Représentée et assist...

République Française

Au nom du Peuple Français

COUR D'APPEL DE DOUAI

CHAMBRE 8 SECTION 1

ARRÊT DU 25/01/2018

***

N° de MINUTE :

N° RG : 16/04042

Jugement (N° 14/01897)

rendu le 14 Juin 2016

par le tribunal de grande instance de Dunkerque

APPELANTE

Madame [Q] [F]

née le [Date naissance 1] 1961 à [Localité 1] - de nationalité française

demeurant : [Adresse 1]

Représentée et assistée par Me Julien Sabos, avocat au barreau de Dunkerque

INTIMÉE

SA Caisse d'Epargne et de Prévoyance Hauts de France venant aux droits de la Caisse d'Epargne Nord France Europe

ayant son siège social : [Adresse 2]

Représentée et assistée par Me Dominique Vanbatten, avocat au barreau de Dunkerque

DÉBATS à l'audience publique du 18 Octobre 2017 tenue par Hélène Billieres magistrat chargé d'instruire le dossier qui, après rapport oral de l'affaire, a entendu seul(e) les plaidoiries, les conseils des parties ne s'y étant pas opposés et qui en a rendu compte à la Cour dans son délibéré (article 786 du Code de Procédure Civile).

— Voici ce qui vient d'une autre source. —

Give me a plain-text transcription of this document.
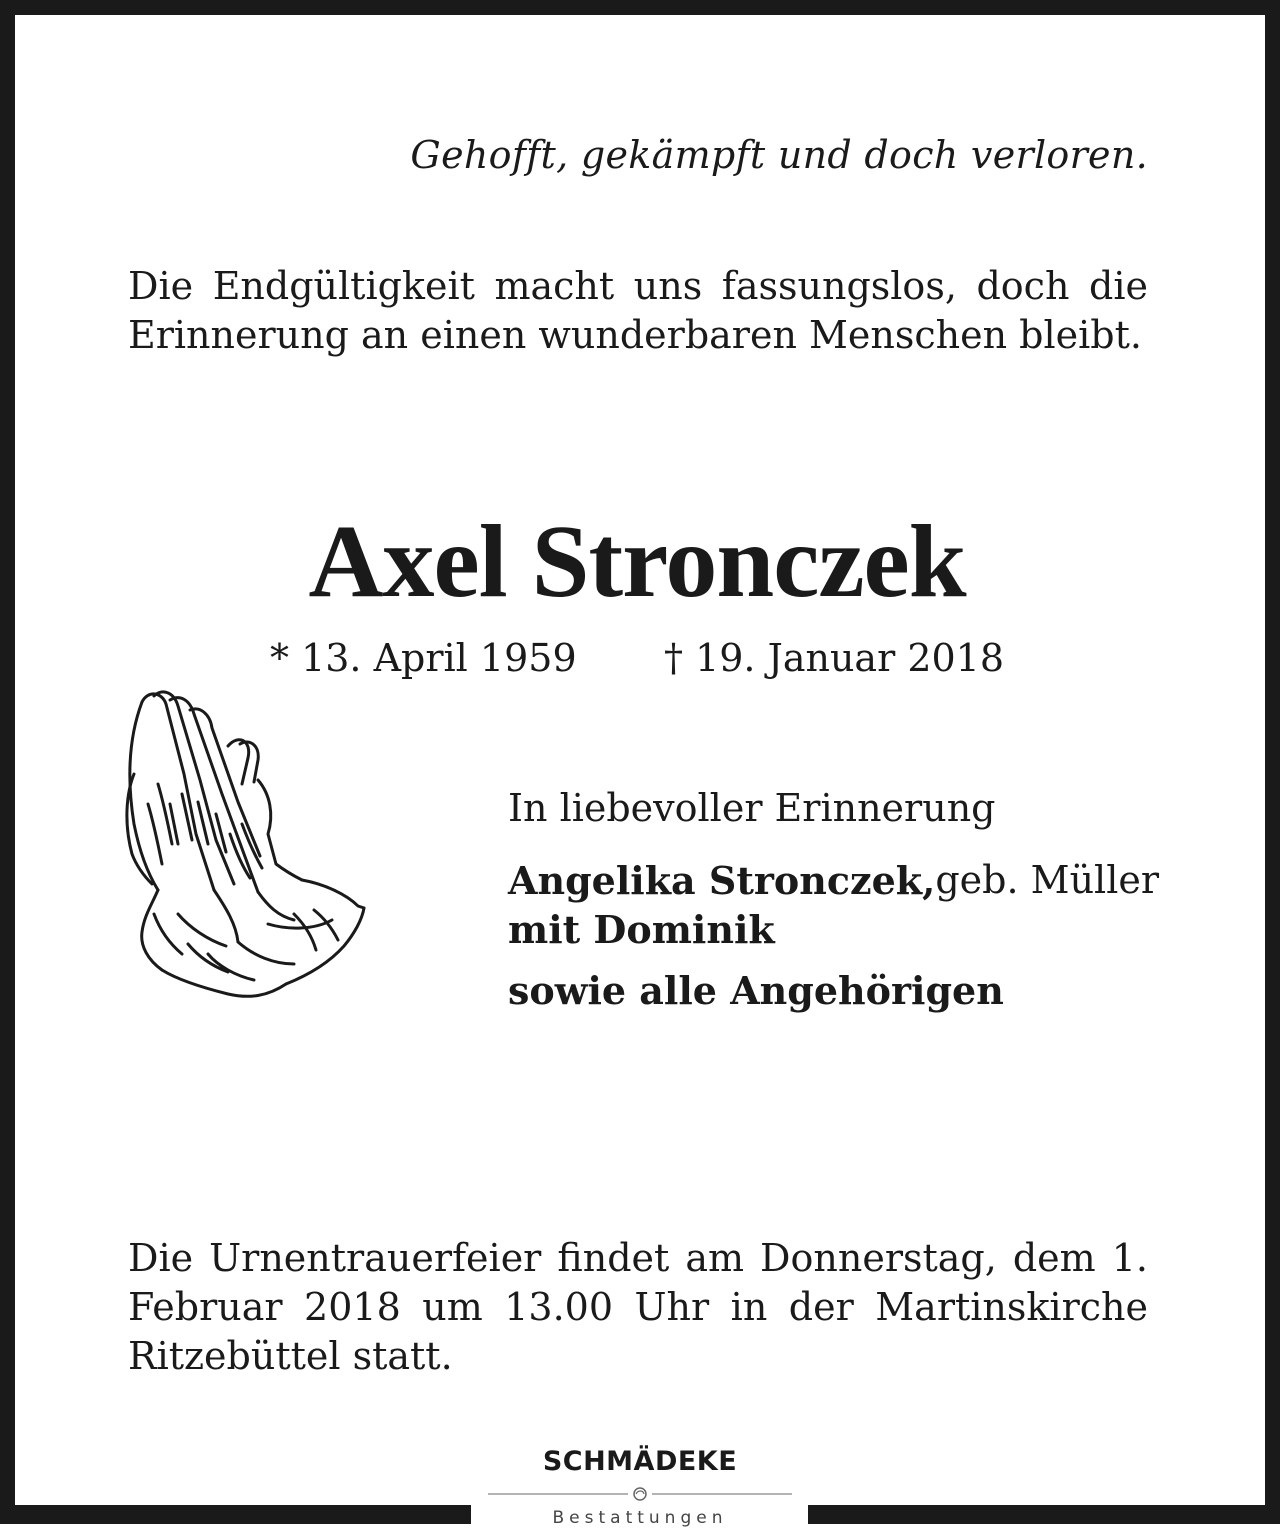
Gehofft, gekämpft und doch verloren.

Die Endgültigkeit macht uns fassungslos, doch die Erinnerung an einen wunderbaren Menschen bleibt.

Axel Stronczek
* 13. April 1959 † 19. Januar 2018
In liebevoller Erinnerung
Angelika Stronczek, geb. Müller
mit Dominik
sowie alle Angehörigen

Die Urnentrauerfeier findet am Donnerstag, dem 1. Februar 2018 um 13.00 Uhr in der Martinskirche Ritzebüttel statt.

SCHMÄDEKE
Bestattungen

Les parties ont été avisées à l'issue des débats que l'arrêt serait prononcé par sa mise à disposition au greffe

GREFFIER LORS DES DÉBATS : Véronique Desmet

COMPOSITION DE LA COUR LORS DU DÉLIBÉRÉ

Martine Battais, président de chambre

Catherine Convain, conseiller

Hélène Billieres, conseiller

ARRÊT CONTRADICTOIRE prononcé publiquement par mise à disposition au greffe le 25 Janvier 2018 (date indiquée à l'issue des débats) et signé par Martine Battais, président et Elisabeth Paramassivane-Delsaut, greffier, auquel la minute a été remise par le magistrat signataire.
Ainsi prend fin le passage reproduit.